You can rename your user/page
I noticed a bunch of user2026 style users and assumed they were bots, I reached out to a few and they seemed to be real people that just assumed their wanted name was taken. One of the nice things about a new platform is that your name is likely free. Tuhat supports usernames from 3-32 characters, you can rename your site under site settings.
Organisations get a page too
The last addition widens the door slightly. Until now a Tuhat page belonged to a person, sat at tuhat.net/u/someone, and that was the only shape on offer. Now an organisation, a small studio, a collective, a project, can have one as well, at tuhat.net/o/something. Same rules, same thousand word floor, same plain pages, no algorithm. Just a different kind of name over the door.
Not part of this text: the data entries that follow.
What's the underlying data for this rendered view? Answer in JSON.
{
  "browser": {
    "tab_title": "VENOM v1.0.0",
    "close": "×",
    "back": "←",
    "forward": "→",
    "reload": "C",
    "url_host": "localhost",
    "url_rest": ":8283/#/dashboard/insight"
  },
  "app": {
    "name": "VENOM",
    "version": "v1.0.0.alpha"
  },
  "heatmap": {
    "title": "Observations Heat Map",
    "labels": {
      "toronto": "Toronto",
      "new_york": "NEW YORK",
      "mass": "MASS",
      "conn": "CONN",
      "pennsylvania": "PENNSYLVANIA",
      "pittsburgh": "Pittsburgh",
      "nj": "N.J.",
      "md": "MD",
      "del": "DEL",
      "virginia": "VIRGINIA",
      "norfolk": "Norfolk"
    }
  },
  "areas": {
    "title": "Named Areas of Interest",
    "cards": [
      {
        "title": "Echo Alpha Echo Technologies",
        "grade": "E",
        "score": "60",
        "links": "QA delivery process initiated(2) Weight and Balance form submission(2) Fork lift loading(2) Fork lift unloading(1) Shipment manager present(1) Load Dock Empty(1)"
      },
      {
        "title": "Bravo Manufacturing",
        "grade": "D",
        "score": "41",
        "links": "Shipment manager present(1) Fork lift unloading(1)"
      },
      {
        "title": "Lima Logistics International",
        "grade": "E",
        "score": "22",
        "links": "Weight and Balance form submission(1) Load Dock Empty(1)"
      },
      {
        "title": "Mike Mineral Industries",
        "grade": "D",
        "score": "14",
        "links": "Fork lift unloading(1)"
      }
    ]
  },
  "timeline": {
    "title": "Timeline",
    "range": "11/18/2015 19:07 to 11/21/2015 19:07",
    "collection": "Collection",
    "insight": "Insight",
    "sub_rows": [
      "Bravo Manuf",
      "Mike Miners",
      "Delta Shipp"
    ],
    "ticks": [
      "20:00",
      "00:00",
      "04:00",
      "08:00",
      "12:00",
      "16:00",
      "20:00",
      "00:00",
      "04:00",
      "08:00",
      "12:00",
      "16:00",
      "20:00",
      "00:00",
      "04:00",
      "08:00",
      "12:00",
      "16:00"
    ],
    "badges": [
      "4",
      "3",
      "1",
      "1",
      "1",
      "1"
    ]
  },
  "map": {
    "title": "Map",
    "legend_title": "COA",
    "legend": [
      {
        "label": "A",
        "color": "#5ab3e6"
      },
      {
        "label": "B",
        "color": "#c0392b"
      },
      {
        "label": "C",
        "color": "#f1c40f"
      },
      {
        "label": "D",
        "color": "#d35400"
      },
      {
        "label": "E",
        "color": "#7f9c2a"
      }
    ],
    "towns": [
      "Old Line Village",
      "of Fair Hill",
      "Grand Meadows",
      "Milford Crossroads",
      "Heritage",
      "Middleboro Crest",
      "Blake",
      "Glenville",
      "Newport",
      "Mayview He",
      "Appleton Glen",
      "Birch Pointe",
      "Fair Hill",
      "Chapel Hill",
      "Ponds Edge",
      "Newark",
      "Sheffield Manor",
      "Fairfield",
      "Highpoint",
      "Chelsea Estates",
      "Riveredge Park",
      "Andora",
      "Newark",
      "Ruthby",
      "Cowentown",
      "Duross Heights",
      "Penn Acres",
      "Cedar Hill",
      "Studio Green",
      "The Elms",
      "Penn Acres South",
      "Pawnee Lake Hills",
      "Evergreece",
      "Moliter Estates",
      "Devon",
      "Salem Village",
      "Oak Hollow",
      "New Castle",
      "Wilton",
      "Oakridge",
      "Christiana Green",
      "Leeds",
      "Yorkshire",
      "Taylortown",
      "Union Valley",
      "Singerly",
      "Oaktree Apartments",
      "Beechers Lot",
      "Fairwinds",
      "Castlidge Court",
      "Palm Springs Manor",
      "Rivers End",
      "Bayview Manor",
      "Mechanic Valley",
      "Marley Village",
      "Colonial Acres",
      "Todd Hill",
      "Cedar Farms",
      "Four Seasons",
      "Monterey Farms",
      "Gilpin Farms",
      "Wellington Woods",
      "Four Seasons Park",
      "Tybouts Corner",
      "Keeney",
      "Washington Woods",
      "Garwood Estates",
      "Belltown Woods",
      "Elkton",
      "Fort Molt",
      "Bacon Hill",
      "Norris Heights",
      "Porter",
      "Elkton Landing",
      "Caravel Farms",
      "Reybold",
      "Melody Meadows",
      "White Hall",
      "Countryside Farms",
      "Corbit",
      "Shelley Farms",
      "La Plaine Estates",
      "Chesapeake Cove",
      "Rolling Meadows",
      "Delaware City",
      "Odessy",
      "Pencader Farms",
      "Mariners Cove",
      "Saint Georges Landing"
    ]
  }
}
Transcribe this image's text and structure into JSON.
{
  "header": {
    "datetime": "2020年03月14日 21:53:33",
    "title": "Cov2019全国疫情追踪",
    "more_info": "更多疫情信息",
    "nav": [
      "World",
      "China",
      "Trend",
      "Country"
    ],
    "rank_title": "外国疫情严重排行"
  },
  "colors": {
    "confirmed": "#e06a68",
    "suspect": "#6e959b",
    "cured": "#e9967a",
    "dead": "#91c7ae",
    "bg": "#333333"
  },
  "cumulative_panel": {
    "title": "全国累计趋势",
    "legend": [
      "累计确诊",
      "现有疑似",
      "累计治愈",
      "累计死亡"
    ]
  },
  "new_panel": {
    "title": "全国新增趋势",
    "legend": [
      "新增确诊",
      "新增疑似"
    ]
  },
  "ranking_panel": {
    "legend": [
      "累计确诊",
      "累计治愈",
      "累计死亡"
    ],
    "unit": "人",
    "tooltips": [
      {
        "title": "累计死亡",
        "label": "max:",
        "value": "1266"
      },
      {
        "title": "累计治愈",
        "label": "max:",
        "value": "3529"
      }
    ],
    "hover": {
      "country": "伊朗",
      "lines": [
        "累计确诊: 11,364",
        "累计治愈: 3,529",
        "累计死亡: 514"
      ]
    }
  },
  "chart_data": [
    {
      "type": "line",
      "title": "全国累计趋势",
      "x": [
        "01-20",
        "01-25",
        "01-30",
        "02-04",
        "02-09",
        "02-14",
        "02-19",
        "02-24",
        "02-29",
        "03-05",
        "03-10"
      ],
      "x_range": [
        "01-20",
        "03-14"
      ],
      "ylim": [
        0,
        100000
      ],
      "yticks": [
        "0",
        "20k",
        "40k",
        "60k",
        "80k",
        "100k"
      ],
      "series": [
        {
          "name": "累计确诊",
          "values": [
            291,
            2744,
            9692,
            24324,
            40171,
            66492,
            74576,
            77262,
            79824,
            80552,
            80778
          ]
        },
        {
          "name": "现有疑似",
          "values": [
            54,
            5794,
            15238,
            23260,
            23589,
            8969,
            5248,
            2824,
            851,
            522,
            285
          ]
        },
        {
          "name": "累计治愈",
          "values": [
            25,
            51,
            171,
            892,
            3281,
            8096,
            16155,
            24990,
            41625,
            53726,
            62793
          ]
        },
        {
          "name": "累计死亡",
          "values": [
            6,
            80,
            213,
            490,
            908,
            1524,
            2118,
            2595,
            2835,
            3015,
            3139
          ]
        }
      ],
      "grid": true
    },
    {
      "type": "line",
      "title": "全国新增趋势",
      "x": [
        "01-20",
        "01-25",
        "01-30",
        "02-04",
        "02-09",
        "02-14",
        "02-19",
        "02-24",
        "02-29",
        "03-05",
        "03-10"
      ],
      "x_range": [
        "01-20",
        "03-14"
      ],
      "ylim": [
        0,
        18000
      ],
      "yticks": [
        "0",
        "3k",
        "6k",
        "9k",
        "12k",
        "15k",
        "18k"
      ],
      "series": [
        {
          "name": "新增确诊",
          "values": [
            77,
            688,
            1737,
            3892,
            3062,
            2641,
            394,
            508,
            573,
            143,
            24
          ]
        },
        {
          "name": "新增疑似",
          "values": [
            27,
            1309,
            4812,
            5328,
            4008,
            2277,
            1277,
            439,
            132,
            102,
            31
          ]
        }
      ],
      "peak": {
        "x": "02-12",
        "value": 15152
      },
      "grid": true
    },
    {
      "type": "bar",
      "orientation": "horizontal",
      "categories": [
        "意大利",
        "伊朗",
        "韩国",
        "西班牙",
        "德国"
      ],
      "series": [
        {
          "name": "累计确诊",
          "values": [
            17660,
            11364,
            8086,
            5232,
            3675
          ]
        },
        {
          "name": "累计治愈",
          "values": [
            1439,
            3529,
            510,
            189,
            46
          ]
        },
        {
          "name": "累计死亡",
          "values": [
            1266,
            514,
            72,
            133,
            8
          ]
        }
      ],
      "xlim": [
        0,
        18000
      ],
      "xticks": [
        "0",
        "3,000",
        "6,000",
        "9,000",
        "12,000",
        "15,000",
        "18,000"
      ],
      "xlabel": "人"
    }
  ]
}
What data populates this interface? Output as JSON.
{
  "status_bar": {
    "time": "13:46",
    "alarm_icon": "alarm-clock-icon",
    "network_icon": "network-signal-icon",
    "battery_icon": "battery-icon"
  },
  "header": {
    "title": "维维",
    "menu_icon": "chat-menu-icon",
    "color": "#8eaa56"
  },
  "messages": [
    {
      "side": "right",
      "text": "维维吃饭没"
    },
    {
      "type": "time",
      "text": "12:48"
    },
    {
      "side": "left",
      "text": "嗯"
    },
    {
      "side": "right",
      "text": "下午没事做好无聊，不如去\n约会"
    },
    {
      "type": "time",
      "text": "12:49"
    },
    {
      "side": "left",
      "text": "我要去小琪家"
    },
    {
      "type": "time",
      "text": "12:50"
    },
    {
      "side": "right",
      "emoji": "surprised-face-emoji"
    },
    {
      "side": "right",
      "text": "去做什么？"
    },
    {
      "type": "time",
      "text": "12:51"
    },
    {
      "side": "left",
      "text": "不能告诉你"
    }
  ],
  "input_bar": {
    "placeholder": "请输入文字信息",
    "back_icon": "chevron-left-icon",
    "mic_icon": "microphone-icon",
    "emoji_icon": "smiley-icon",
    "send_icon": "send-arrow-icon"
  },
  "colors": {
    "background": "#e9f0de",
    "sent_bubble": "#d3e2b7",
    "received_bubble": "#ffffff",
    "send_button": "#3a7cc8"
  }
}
Why bother saying all this
I could have shipped these quietly. Most of them are the sort of change that does not need a paragraph, let alone a post. But I think there is a difference between a place that is run and a place that is merely hosted, and part of that difference is that someone tells you what changed and why, in plain language, without spin.
None of this is growth. I am not trying to make a number go up. I added the things I added because a tree you have planted asks small things of you, week by week, and the work is to keep answering, quietly, in service of the few people who decided to read here instead of somewhere louder.
A handful of new paths through a small wood. That is the whole report. Thank you for being here.